Ganapathy sees dance as a way to remind herself of her successes, which she often overlooks. After receiving a bad test score one day, Ganapathy recalls being upset about it the whole day before practice, but within a few minutes, she was able to forget about the grade and was more prideful of her resilience and focus throughout the practice.

“[Dance] was a stress reliever and it was a distraction from all the work I had to do,” Ganapthy said. “[It provided me] an environment where I didn’t feel like I was failing, or I was going to fail. I always [feel] that when [I am] in school, so it’s a break from it. I want to be able to not worry about little things [like tests].” 

De Anza College athletic trainer Christiana Kaleialii recalls her own experiences with a community playing rugby for her college, Fresno State. Kaleialii explains that while she does sometimes face mental drawbacks like the fear of failure when playing her sport, there are still many benefits to playing sports. 
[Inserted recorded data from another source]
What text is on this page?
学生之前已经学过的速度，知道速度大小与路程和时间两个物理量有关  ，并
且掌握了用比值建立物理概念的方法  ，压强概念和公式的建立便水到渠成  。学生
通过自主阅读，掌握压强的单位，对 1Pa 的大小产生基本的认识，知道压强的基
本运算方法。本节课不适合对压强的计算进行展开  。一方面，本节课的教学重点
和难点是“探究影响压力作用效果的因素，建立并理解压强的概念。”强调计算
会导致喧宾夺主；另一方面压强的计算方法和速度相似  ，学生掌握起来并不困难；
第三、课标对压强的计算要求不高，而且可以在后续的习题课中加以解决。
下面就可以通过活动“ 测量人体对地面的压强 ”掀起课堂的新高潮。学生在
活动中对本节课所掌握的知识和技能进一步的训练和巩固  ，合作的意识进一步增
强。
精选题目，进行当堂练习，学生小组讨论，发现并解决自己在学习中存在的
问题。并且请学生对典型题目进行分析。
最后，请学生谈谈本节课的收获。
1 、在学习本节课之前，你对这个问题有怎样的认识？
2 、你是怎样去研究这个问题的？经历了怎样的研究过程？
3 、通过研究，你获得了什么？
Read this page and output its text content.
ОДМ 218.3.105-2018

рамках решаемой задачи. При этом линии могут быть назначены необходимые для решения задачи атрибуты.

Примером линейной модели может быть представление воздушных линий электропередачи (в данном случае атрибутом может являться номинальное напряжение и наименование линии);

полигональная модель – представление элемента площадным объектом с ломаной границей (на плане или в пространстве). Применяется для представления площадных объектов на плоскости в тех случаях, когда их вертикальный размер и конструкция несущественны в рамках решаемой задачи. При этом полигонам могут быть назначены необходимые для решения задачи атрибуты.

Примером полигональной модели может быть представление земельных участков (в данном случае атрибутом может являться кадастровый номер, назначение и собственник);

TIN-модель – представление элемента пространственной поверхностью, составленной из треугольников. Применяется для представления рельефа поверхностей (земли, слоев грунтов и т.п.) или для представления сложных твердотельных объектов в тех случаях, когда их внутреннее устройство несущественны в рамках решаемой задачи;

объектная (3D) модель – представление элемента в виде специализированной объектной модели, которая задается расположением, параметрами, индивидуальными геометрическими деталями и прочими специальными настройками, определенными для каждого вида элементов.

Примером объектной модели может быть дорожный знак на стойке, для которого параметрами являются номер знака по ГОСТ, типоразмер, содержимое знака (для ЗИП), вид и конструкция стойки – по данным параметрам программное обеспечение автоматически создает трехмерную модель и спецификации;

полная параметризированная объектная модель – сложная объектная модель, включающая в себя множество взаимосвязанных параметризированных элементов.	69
One of these is the release of dopamine due to physical activity, which according to Healthline, plays a large role in mood regulation and overall positive mindsets. Another benefit of playing sports that she emphasizes is that it can strengthen distressed athletes’ identities. While Kaleialli believes in the power of sports, she stresses that it’s more important for people to participate in any type of activity that can alleviate their stress instead of worsening it. For Kaleialli, some of her best friends are the people she met in rugby who she still keeps in touch with and confides in when she is stressed.

“The positives of being in a sport is being in a community and feeling a part of something, and that’s one of the biggest contributors to positive mental health — it’s giving [athletes] a purpose,” Kaleialli said. “[Sports] give you a better network of people to talk to. Participating in a sport is going to be better for you in the long run. It gives you friends that you’ll have forever.”